Between the lines of your excellent recounting and analysis, we should also take note that much of what was missed or let slide occurred because of the emotional state and assumptions of those responsible for taking the right actions. A mother's love for her child, her resentment of potential stigma and of insinuations about his obvious antisocial behavior, her desire to compensate for her own feelings of failure; her using medication and therapy as crisis intervention rather than ongoing behavior modification efforts; the teachers, counselors, and mental health professionals, whose workload or preference to avoid dealing with this to focus on someone and something they liked, and lapses that allowed them to be lulled by ordinary evasions; and everyone else who reframed abnormalities and danger signs as being within normal limits and acted as if.
My favorite in all this is perhaps the gun-ROTC training nexus. Well, the lad has finally found an interest in something his ADHD doesn't get in the way of! Let's indulge that, and isn't it great we have a culture and community that provides, nay, facilitates such openings?
Before it gets away, I also feel inclined to bring up the responses in the wake of Uvalde, another example of how prevention is completely, intentionally de-prioritized because, frankly, we live in a society that values allowing opportunities to learn and promote acts of efficient, effective use of force, including mass shootings. I'll skip the obvious ultimate preventative of removing weapons entirely or at least those with the capacity to kill a lot of people quickly. What is interesting in the aftermath of Uvalde TX is the focus on how the response was not more focused on getting in there quicker and killing the killer and that is the lapse and failure raised high and most loudly reported now.

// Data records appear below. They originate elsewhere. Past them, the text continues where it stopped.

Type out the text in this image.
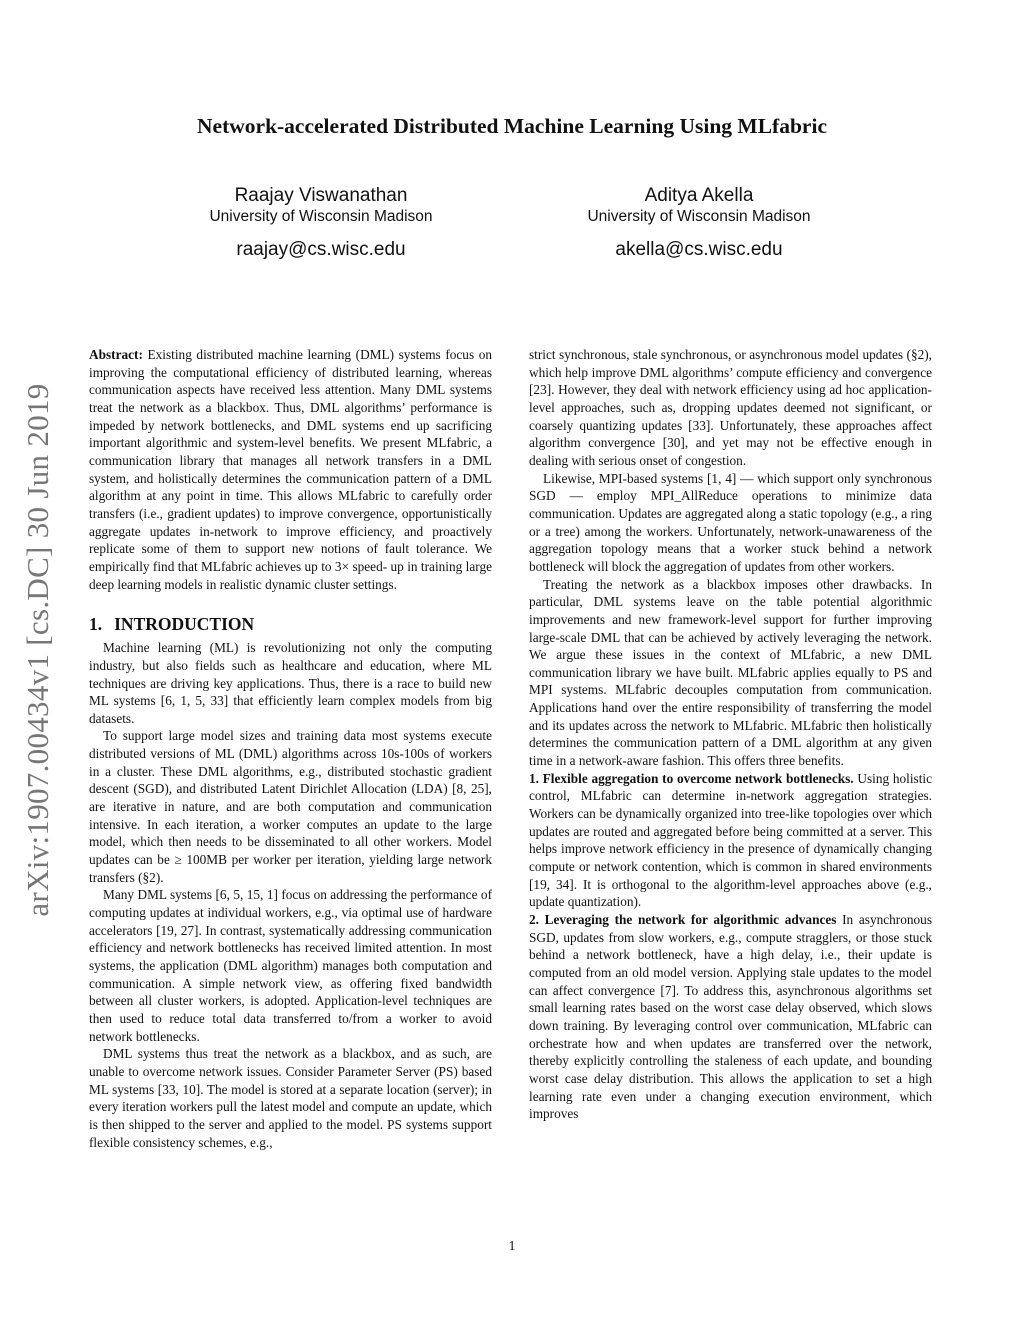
arXiv:1907.00434v1 [cs.DC] 30 Jun 2019
Network-accelerated Distributed Machine Learning Using MLfabric
Raajay Viswanathan
University of Wisconsin Madison
raajay@cs.wisc.edu
Aditya Akella
University of Wisconsin Madison
akella@cs.wisc.edu

Abstract: Existing distributed machine learning (DML) systems focus on improving the computational efficiency of distributed learning, whereas communication aspects have received less attention. Many DML systems treat the network as a blackbox. Thus, DML algorithms’ performance is impeded by network bottlenecks, and DML systems end up sacrificing important algorithmic and system-level benefits. We present MLfabric, a communication library that manages all network transfers in a DML system, and holistically determines the communication pattern of a DML algorithm at any point in time. This allows MLfabric to carefully order transfers (i.e., gradient updates) to improve convergence, opportunistically aggregate updates in-network to improve efficiency, and proactively replicate some of them to support new notions of fault tolerance. We empirically find that MLfabric achieves up to 3× speed- up in training large deep learning models in realistic dynamic cluster settings.

1. INTRODUCTION

Machine learning (ML) is revolutionizing not only the computing industry, but also fields such as healthcare and education, where ML techniques are driving key applications. Thus, there is a race to build new ML systems [6, 1, 5, 33] that efficiently learn complex models from big datasets.

To support large model sizes and training data most systems execute distributed versions of ML (DML) algorithms across 10s-100s of workers in a cluster. These DML algorithms, e.g., distributed stochastic gradient descent (SGD), and distributed Latent Dirichlet Allocation (LDA) [8, 25], are iterative in nature, and are both computation and communication intensive. In each iteration, a worker computes an update to the large model, which then needs to be disseminated to all other workers. Model updates can be ≥ 100MB per worker per iteration, yielding large network transfers (§2).

Many DML systems [6, 5, 15, 1] focus on addressing the performance of computing updates at individual workers, e.g., via optimal use of hardware accelerators [19, 27]. In contrast, systematically addressing communication efficiency and network bottlenecks has received limited attention. In most systems, the application (DML algorithm) manages both computation and communication. A simple network view, as offering fixed bandwidth between all cluster workers, is adopted. Application-level techniques are then used to reduce total data transferred to/from a worker to avoid network bottlenecks.

DML systems thus treat the network as a blackbox, and as such, are unable to overcome network issues. Consider Parameter Server (PS) based ML systems [33, 10]. The model is stored at a separate location (server); in every iteration workers pull the latest model and compute an update, which is then shipped to the server and applied to the model. PS systems support flexible consistency schemes, e.g.,

strict synchronous, stale synchronous, or asynchronous model updates (§2), which help improve DML algorithms’ compute efficiency and convergence [23]. However, they deal with network efficiency using ad hoc application-level approaches, such as, dropping updates deemed not significant, or coarsely quantizing updates [33]. Unfortunately, these approaches affect algorithm convergence [30], and yet may not be effective enough in dealing with serious onset of congestion.

Likewise, MPI-based systems [1, 4] — which support only synchronous SGD — employ MPI_AllReduce operations to minimize data communication. Updates are aggregated along a static topology (e.g., a ring or a tree) among the workers. Unfortunately, network-unawareness of the aggregation topology means that a worker stuck behind a network bottleneck will block the aggregation of updates from other workers.

Treating the network as a blackbox imposes other drawbacks. In particular, DML systems leave on the table potential algorithmic improvements and new framework-level support for further improving large-scale DML that can be achieved by actively leveraging the network. We argue these issues in the context of MLfabric, a new DML communication library we have built. MLfabric applies equally to PS and MPI systems. MLfabric decouples computation from communication. Applications hand over the entire responsibility of transferring the model and its updates across the network to MLfabric. MLfabric then holistically determines the communication pattern of a DML algorithm at any given time in a network-aware fashion. This offers three benefits.

1. Flexible aggregation to overcome network bottlenecks. Using holistic control, MLfabric can determine in-network aggregation strategies. Workers can be dynamically organized into tree-like topologies over which updates are routed and aggregated before being committed at a server. This helps improve network efficiency in the presence of dynamically changing compute or network contention, which is common in shared environments [19, 34]. It is orthogonal to the algorithm-level approaches above (e.g., update quantization).

2. Leveraging the network for algorithmic advances In asynchronous SGD, updates from slow workers, e.g., compute stragglers, or those stuck behind a network bottleneck, have a high delay, i.e., their update is computed from an old model version. Applying stale updates to the model can affect convergence [7]. To address this, asynchronous algorithms set small learning rates based on the worst case delay observed, which slows down training. By leveraging control over communication, MLfabric can orchestrate how and when updates are transferred over the network, thereby explicitly controlling the staleness of each update, and bounding worst case delay distribution. This allows the application to set a high learning rate even under a changing execution environment, which improves

1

Are we expected to agree it would be nice if for every antisocial aka bad guy with a gun there were at least one handy fearless social aka good guy with a gun ready to go gung-ho without any sense of self-preservation and repugnance at the taking of another human life? Is that what we ought to take away from at least this one shooting in the Lone Star State? Given the talk about turning schools into "hardened targets" aka little fortresses bristling with gun-toting teachers, that seems to be the after-the-fact approach some folks believe is the best we can do.
I prefer your approach. It seems more social and less militarized. The militarization of civil society and our thinking about problems may likely be the result of the longest wars in a period of relative global peace in our history. I'll conclude by pointing out that the gunfighter period in our history followed the Civil War, when all these males got training and practice in using violence and specifically with state-of-the-art killing tools and techniques as a normal way of dealing with important social problems. As an expert in these kinds of behaviors and human behavior generally, do you think there may be a connection there, and in our own life and times?